U.S. Pat. No. 5,419,386 discloses a metal slats that include plastic insulation members. Such slats are normally open at opposing ends or have those ends closed by a mechanical component. Such slats seek to provide insulation properties but still have low R-values.
In DE202008003113 vacuum-insulated shutters are disclosed that include an insulating element filled with a mineral or other material surrounded by a gas tight and diffusion tight material from which air has been permanently evacuated. The inserted insulating element can be removed from the roller shutter element. Only the insulating element is purged of air.
DE102005013414 discloses shutters made from vacuum insulation panels that are made up of micro-porous silicon oxide with a casing made from metallized high pressure-tight plastic foil that may be filled with a heat insulation. Each of the panels may have, at both ends, a clamp or a clip equipped with a cord strap or hook guide that firmly holds the panel such that all panels form, together, a shutter that can be adjusted either by hand or electrically. The entire shutter may be processed in a plastic foil that has only soft insulation.
CN209523681U discloses a Sound-insulation heat-insulation fireproof device for a cabin. The utility model discloses a kind of sound-insulating and heat-insulating firebreak device for a cabin, including a machinery space bulkhead and rolling screen door, rolling screen door wrapped on spool arranged above a machinery space bulkhead.
The sound-insulating and heat-insulating firebreak device of the utility model, rolling screen door can absorb noise and the vibration of machinery to improve ship comfort level, when machinery does not work. Multiple vacuum layers are used by the vacuum insulation panel to provide the functions of sound-insulating and heat-insulating fireproof purpose of the cabin.
CN209637598U discloses a Fireproof roller shutter door that includes a vacuum chamber of thermal insulation, fire resisting material particles filling the vacuum chamber.
DE102012000722A1 includes a valve used to remove air from a shutter box insulation with plastic hollow molding to create a vacuum. However, that arrangement involves a pump that removes air and therefore requires periodic maintenance.
SUMMARY OF THE INVENTION
It is an object of the invention to provide a method and apparatus for creating a vacuum slat that does not have the disadvantages inherent in prior art slats.
It is another object of the invention to provide a slat for a rolling door that has improved thermal insulating R-values.
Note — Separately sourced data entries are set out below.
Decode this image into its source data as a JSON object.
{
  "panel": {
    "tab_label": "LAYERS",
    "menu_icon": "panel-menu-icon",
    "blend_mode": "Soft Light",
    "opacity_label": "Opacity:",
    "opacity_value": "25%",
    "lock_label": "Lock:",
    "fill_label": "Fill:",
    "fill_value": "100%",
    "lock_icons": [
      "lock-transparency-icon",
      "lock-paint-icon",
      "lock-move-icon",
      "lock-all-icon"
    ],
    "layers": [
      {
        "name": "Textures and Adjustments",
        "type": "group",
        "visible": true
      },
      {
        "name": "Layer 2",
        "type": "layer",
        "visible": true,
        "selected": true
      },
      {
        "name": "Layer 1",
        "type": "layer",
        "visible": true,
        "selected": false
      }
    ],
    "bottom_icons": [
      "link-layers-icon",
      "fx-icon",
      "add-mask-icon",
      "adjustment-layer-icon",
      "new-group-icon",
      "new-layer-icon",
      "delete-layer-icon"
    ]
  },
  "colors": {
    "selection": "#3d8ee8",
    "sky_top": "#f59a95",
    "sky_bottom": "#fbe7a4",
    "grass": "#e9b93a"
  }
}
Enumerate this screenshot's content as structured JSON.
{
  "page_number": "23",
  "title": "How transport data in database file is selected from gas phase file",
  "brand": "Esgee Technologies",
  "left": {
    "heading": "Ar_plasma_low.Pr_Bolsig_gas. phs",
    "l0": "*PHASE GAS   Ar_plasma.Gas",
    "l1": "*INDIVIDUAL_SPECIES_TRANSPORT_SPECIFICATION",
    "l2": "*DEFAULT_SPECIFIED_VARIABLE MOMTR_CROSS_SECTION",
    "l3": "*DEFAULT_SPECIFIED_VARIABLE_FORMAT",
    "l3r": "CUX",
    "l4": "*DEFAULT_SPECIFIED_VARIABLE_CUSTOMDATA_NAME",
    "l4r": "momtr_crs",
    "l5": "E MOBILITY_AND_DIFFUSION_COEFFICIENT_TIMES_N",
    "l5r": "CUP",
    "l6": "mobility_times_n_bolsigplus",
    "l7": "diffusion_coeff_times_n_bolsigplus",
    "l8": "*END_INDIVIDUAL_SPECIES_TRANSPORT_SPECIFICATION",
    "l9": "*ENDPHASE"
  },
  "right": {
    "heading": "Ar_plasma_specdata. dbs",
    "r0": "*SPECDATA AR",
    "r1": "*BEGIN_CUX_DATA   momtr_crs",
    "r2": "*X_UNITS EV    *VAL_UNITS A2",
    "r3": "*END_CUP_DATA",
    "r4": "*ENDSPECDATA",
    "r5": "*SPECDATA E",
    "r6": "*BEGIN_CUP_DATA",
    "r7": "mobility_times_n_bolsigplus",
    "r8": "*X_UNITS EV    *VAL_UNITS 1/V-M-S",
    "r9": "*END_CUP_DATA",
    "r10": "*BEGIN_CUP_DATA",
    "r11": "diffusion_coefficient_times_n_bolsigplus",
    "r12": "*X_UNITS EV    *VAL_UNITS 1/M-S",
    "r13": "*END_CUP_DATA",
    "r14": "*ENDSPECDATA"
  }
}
It is still another object of the invention to provide a vacuum slat for a rolling door that is simple in construction and inexpensive to manufacture.
It is yet another object of the invention to provide a vacuum slat that has R-values greater than existing insulating slats without the need for periodic maintenance to maintain desired levels of vacuum within the slats.
In order to achieve the above objects, as well as others that will become evident hereinafter, a maintenance-free rolling door vacuum slat comprises an elongate tubular member having a cavity with a substantially uniform cross-sectional configuration along its length and forming first and second opposing open ends conforming to said cross-sectional configuration. A first cap closes the first end. A second cap closes the second end, a vacuum being formed within the cavity, said first and second caps being joined to the elongate member to form hermetic seals to render the slat airtight, whereby a permanent vacuum insulation barrier is formed within the slat that requires no maintenance to periodically restore the vacuum within the slat.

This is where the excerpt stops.